From the results of the study, the combination of lenvatinib plus everolimus group demonstrated a significant extension in the study’s primary endpoint of progression free survival (PFS) compared to the everolimus alone group (median PFS for the lenvatinib plus everolimus group: 14.6 months vs median PFS for the everolimus alone group:
Additionally, median PFS for the lenvatinib alone
group was 7.4 months, demonstrating an extension in PFS compared to the everolimus alone group (HR: 0.61 [95 per cent CI: 0.38-0.98]).

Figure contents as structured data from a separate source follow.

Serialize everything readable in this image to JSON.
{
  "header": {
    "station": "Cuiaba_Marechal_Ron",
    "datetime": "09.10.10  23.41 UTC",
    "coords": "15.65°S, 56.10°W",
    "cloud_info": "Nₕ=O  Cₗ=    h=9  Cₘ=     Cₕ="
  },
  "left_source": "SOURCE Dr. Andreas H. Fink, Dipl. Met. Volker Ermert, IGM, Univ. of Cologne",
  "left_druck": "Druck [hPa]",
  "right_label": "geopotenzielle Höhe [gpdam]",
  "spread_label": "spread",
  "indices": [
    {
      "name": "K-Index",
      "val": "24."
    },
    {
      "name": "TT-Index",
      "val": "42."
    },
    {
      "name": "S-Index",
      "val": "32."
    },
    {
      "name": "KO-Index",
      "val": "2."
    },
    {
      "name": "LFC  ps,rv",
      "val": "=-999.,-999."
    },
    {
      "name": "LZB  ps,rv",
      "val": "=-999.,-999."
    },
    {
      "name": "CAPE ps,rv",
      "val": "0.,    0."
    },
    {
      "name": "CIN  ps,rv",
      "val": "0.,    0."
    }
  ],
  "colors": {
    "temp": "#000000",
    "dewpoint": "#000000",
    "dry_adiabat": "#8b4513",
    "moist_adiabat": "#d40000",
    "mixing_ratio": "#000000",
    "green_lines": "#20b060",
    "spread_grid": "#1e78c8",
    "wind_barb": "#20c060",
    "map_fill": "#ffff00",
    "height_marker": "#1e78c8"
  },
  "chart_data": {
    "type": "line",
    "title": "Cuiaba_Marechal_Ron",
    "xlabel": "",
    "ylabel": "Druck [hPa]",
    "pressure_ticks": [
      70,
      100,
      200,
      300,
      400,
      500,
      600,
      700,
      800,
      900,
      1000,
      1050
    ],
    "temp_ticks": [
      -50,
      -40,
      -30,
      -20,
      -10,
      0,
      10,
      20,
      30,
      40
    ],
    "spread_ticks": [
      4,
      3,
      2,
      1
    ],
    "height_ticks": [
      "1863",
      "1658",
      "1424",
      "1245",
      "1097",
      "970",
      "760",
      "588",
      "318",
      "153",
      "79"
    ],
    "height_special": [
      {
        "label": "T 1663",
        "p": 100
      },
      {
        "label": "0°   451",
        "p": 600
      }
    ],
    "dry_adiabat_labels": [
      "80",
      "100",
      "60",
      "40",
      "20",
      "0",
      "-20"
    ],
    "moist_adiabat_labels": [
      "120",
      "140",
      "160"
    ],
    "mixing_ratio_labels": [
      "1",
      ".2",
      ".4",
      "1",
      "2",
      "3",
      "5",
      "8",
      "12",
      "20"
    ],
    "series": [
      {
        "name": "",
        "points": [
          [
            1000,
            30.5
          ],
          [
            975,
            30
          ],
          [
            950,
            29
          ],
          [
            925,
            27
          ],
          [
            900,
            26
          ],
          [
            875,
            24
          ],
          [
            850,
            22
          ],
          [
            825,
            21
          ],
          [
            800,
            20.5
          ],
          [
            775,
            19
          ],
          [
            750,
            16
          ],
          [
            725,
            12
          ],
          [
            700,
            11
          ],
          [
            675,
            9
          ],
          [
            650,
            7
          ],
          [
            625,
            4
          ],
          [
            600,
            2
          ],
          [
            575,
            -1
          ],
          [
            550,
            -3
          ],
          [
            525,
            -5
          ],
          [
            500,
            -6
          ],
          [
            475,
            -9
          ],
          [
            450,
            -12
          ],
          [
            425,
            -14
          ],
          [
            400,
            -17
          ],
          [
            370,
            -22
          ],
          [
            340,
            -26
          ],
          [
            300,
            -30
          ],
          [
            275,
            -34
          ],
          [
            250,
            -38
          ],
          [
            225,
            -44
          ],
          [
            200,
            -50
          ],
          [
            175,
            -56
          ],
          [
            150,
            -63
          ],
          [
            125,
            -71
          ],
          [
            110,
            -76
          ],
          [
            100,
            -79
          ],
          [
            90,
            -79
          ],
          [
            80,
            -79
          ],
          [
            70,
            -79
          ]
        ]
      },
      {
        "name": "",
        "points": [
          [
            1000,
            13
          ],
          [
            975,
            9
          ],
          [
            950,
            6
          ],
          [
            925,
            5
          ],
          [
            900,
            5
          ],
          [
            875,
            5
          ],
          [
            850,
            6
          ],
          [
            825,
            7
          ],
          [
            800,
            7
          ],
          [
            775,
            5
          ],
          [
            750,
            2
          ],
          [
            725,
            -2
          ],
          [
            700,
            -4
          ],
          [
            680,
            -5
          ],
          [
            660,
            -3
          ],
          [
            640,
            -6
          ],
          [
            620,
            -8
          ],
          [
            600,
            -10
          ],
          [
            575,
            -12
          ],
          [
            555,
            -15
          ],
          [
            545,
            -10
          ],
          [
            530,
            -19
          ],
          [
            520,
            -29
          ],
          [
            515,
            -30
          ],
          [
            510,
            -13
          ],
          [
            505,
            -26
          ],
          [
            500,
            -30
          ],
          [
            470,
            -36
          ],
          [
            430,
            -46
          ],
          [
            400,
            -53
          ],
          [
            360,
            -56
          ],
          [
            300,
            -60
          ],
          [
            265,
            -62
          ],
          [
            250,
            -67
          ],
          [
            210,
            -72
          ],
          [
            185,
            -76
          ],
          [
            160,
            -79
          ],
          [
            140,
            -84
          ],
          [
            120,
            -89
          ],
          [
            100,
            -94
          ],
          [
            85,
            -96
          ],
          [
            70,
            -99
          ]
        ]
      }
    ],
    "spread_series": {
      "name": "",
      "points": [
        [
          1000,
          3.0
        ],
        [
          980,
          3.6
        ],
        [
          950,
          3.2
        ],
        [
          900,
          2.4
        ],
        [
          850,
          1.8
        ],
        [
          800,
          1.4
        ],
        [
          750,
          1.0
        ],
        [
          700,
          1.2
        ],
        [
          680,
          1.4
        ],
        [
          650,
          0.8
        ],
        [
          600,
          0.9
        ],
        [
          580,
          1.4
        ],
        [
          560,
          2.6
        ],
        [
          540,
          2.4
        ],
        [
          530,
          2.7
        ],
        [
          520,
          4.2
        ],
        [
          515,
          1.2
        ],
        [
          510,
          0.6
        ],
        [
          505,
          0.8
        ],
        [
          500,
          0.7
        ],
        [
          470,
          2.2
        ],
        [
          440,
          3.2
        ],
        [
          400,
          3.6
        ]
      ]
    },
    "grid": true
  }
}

The study also assessed objective response rate (ORR) and overall survival (OS) as secondary endpoints. Regarding ORR, both the lenvatinib plus everolimus group and the lenvatinib alone group showed an improvement in ORR compared to the everolimus alone group (lenvatinib plus everolimus: 43 per cent, lenvatinib alone: 27 per cent, everolimus alone: 6 per cent). Furthermore, regarding OS, an updated analysis carried out in December 2014 suggested that lenvatinib plus everolimus extends OS compared to everolimus alone (HR 0.51 [95 per cent CI=0.30-0.88]).
The number of patients with renal cancer was estimated to be approximately 338,000 worldwide, including approximately 58,000 in the United States, 17,000 in Japan and 115,000 in Europe.4 Renal cell carcinoma comprises more than 90 per cent of all malignancies of the kidney, and occurs when malignant cells are found in the lining of the tubules of the kidney. The incidence of renal cell carcinoma in people aged in their late 50s is rising, and is more likely to affect men than women. For advanced or metastatic renal cell carcinoma that is difficult to treat with surgery, the standard treatment method is molecular targeted drug therapy, however with low 5-year survival rates, this remains a disease with significant unmet medical needs.